Das zweite Ereignis betraf die Vertretung des Dezernats von Gerlinde. Ende Juni sollten die Schleuserverfahren ja »voraussichtlich« abgeschlossen sein. Mona und ich überlegten schon, wie wir uns bei Gerlinde unauffällig nach dem Stand der Dinge erkundigen konnten, als Gerlinde plötzlich im Café Jura meinte, dass »irgendetwas« mit ihrem Rücken »nicht in Ordnung« sei. Eine Stunde später verabschiedete sie sich und ging aufgrund erheblicher Schmerzen zum Arzt. Zwei Tage darauf bekamen wir Gewissheit. Gerlinde hatte sich einen Bandscheibenvorfall eingehandelt, als sie die Kiste eines Schleuserverfahrens, voll gepackt mit Aktenordnern, von dem Schrank in ihrem Zimmer herunterholte. Sie war den ganzen Juli krankgeschrieben. Mona rief wehklagend in die Kaffeerunde: »Ach, hätte Gerlinde bloß was gesagt. Ich hätte ihr bei der Kiste doch geholfen.« Alle mussten lachen.

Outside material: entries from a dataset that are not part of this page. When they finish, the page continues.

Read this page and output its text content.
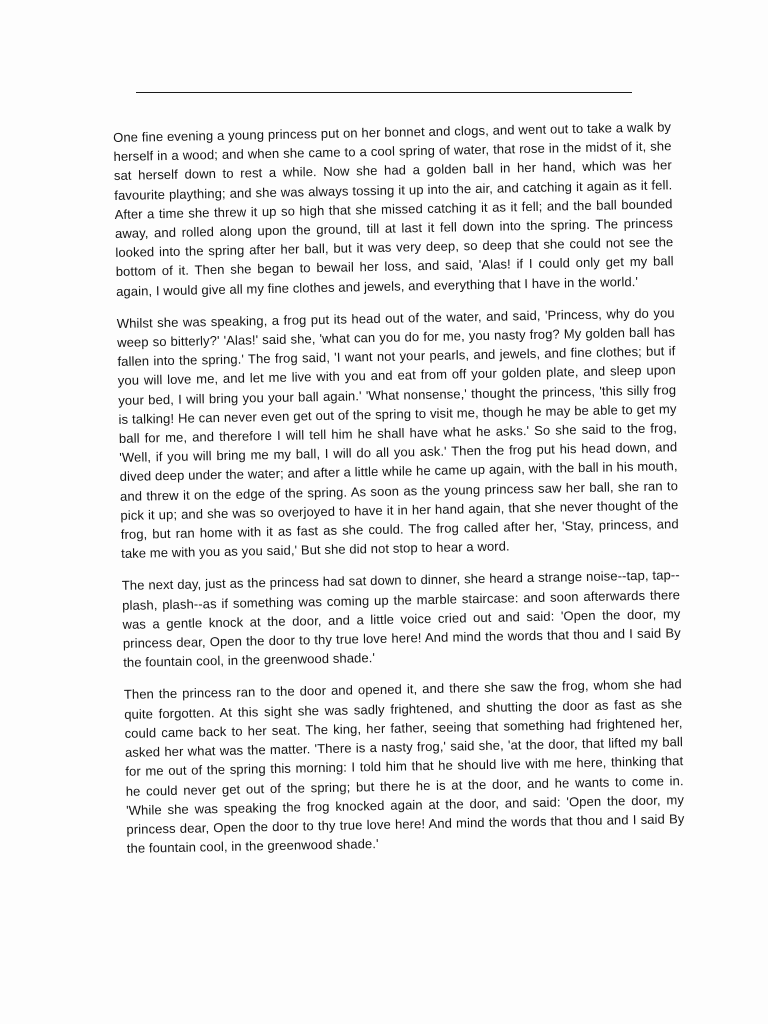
One fine evening a young princess put on her bonnet and clogs, and went out to take a walk by herself in a wood; and when she came to a cool spring of water, that rose in the midst of it, she sat herself down to rest a while. Now she had a golden ball in her hand, which was her favourite plaything; and she was always tossing it up into the air, and catching it again as it fell. After a time she threw it up so high that she missed catching it as it fell; and the ball bounded away, and rolled along upon the ground, till at last it fell down into the spring. The princess looked into the spring after her ball, but it was very deep, so deep that she could not see the bottom of it. Then she began to bewail her loss, and said, 'Alas! if I could only get my ball again, I would give all my fine clothes and jewels, and everything that I have in the world.'

Whilst she was speaking, a frog put its head out of the water, and said, 'Princess, why do you weep so bitterly?' 'Alas!' said she, 'what can you do for me, you nasty frog? My golden ball has fallen into the spring.' The frog said, 'I want not your pearls, and jewels, and fine clothes; but if you will love me, and let me live with you and eat from off your golden plate, and sleep upon your bed, I will bring you your ball again.' 'What nonsense,' thought the princess, 'this silly frog is talking! He can never even get out of the spring to visit me, though he may be able to get my ball for me, and therefore I will tell him he shall have what he asks.' So she said to the frog, 'Well, if you will bring me my ball, I will do all you ask.' Then the frog put his head down, and dived deep under the water; and after a little while he came up again, with the ball in his mouth, and threw it on the edge of the spring. As soon as the young princess saw her ball, she ran to pick it up; and she was so overjoyed to have it in her hand again, that she never thought of the frog, but ran home with it as fast as she could. The frog called after her, 'Stay, princess, and take me with you as you said,' But she did not stop to hear a word.

The next day, just as the princess had sat down to dinner, she heard a strange noise--tap, tap--plash, plash--as if something was coming up the marble staircase: and soon afterwards there was a gentle knock at the door, and a little voice cried out and said: 'Open the door, my princess dear, Open the door to thy true love here! And mind the words that thou and I said By the fountain cool, in the greenwood shade.'

Then the princess ran to the door and opened it, and there she saw the frog, whom she had quite forgotten. At this sight she was sadly frightened, and shutting the door as fast as she could came back to her seat. The king, her father, seeing that something had frightened her, asked her what was the matter. 'There is a nasty frog,' said she, 'at the door, that lifted my ball for me out of the spring this morning: I told him that he should live with me here, thinking that he could never get out of the spring; but there he is at the door, and he wants to come in. 'While she was speaking the frog knocked again at the door, and said: 'Open the door, my princess dear, Open the door to thy true love here! And mind the words that thou and I said By the fountain cool, in the greenwood shade.'
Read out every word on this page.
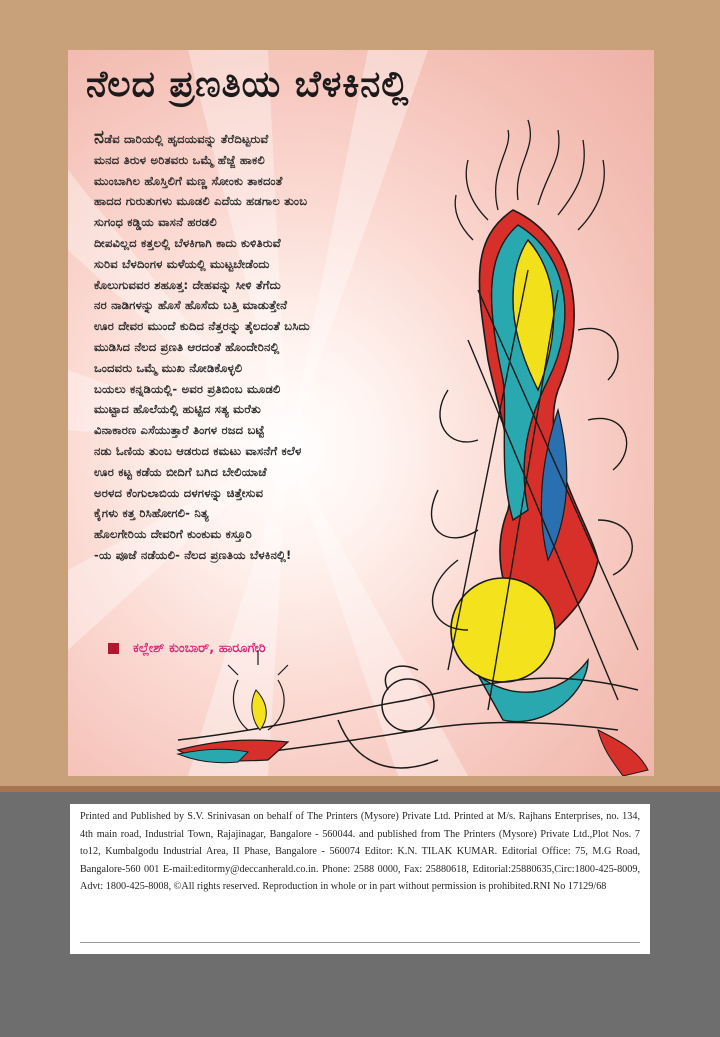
ನೆಲದ ಪ್ರಣತಿಯ ಬೆಳಕಿನಲ್ಲಿ
ನಡೆವ ದಾರಿಯಲ್ಲಿ ಹೃದಯವನ್ನು ತೆರೆದಿಟ್ಟರುವೆ
ಮನದ ತಿರುಳ ಅರಿತವರು ಒಮ್ಮೆ ಹೆಜ್ಜೆ ಹಾಕಲಿ
ಮುಂಬಾಗಿಲ ಹೊಸ್ತಿಲಿಗೆ ಮಣ್ಣ ಸೋಂಕು ತಾಕದಂತೆ
ಹಾದದ ಗುರುತುಗಳು ಮೂಡಲಿ ಎದೆಯ ಹಡಗಾಲ ತುಂಬ
ಸುಗಂಧ ಕಡ್ಡಿಯ ವಾಸನೆ ಹರಡಲಿ
ದೀಪವಿಲ್ಲದ ಕತ್ತಲಲ್ಲಿ ಬೆಳಕಿಗಾಗಿ ಕಾದು ಕುಳಿತಿರುವೆ
ಸುರಿವ ಬೆಳದಿಂಗಳ ಮಳೆಯಲ್ಲಿ ಮುಟ್ಟಬೇಡೆಂದು
ಕೊಲುಗುವವರ ಶಹೂತ್ತ: ದೇಹವನ್ನು ಸೀಳಿ ತೆಗೆದು
ನರ ನಾಡಿಗಳನ್ನು ಹೊಸೆ ಹೊಸೆದು ಬತ್ತಿ ಮಾಡುತ್ತೇನೆ
ಊರ ದೇವರ ಮುಂದೆ ಕುದಿದ ನೆತ್ತರನ್ನು ತೈಲದಂತೆ ಬಸಿದು
ಮುಡಿಸಿದ ನೆಲದ ಪ್ರಣತಿ ಆರದಂತೆ ಹೊಂದೇರಿನಲ್ಲಿ
ಒಂದವರು ಒಮ್ಮೆ ಮುಖ ನೋಡಿಕೊಳ್ಳಲಿ
ಬಯಲು ಕನ್ನಡಿಯಲ್ಲಿ- ಅವರ ಪ್ರತಿಬಿಂಬ ಮೂಡಲಿ
ಮುಟ್ಟಾದ ಹೊಲೆಯಲ್ಲಿ ಹುಟ್ಟಿದ ಸತ್ಯ ಮರೆತು
ವಿನಾಕಾರಣ ಎಸೆಯುತ್ತಾರೆ ತಿಂಗಳ ರಜದ ಬಟ್ಟೆ
ನಡು ಓಣಿಯ ತುಂಬ ಆಡರುದ ಕಮಟು ವಾಸನೆಗೆ ಕಲೆಳ
ಊರ ಕಟ್ಟ ಕಡೆಯ ಬೀದಿಗೆ ಬಗಿದ ಬೇಲಿಯಾಚೆ
ಅರಳದ ಕೆಂಗುಲಾಬಿಯ ದಳಗಳನ್ನು ಚಿತ್ತೇಸುವ
ಕೈಗಳು ಕತ್ತ ರಿಸಿಹೋಗಲಿ- ನಿತ್ಯ
ಹೊಲಗೇರಿಯ ದೇವರಿಗೆ ಕುಂಕುಮ ಕಸ್ತೂರಿ
-ಯ ಪೂಜೆ ನಡೆಯಲಿ- ನೆಲದ ಪ್ರಣತಿಯ ಬೆಳಕಿನಲ್ಲಿ!
ಕಲ್ಲೇಶ್ ಕುಂಬಾರ್, ಹಾರೂಗೇರಿ
Printed and Published by S.V. Srinivasan on behalf of The Printers (Mysore) Private Ltd. Printed at M/s. Rajhans Enterprises, no. 134, 4th main road, Industrial Town, Rajajinagar, Bangalore - 560044. and published from The Printers (Mysore) Private Ltd.,Plot Nos. 7 to12, Kumbalgodu Industrial Area, II Phase, Bangalore - 560074 Editor: K.N. TILAK KUMAR. Editorial Office: 75, M.G Road, Bangalore-560 001 E-mail:editormy@deccanherald.co.in. Phone: 2588 0000, Fax: 25880618, Editorial:25880635,Circ:1800-425-8009, Advt: 1800-425-8008, ©All rights reserved. Reproduction in whole or in part without permission is prohibited.RNI No 17129/68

Mona war zwar drahtig und quirlig, aber nur 1,65 m groß. Jörg meinte grinsend, Mona solle froh sein, dass sie ihren Bügel mit der Robe allein in ihrem Schrank aufhängen könne.

»Noch einen Monat vertreten«, nörgelte ich. »Wieso einen Monat?«, fragte Jörg. »Weißt du nicht, dass Gerlinde ab 1. August fünf Wochen Urlaub hat?« Jens schüttelte den Kopf und meinte, vor September gehe es also mit den Schleuserverfahren nicht weiter. Mona und ich schauten hilfesuchend zu Oberstaatsanwalt Berndt, der aber nur stirnrunzelnd das Zimmer verließ.

Zwei Stunden später war er jedoch wieder lächelnd bei mir im Zimmer. Frau Eggers würde die Vertretung eines |143|halben Dezernats von Gerlinde übernehmen. Dann musste ich nur noch ein Viertel ihres Dezernats vertreten. Gleiches galt für Mona. Eine wirklich gute Lösung. Mit der dauerhaften Vertretung in diesem Umfang konnte ich leben.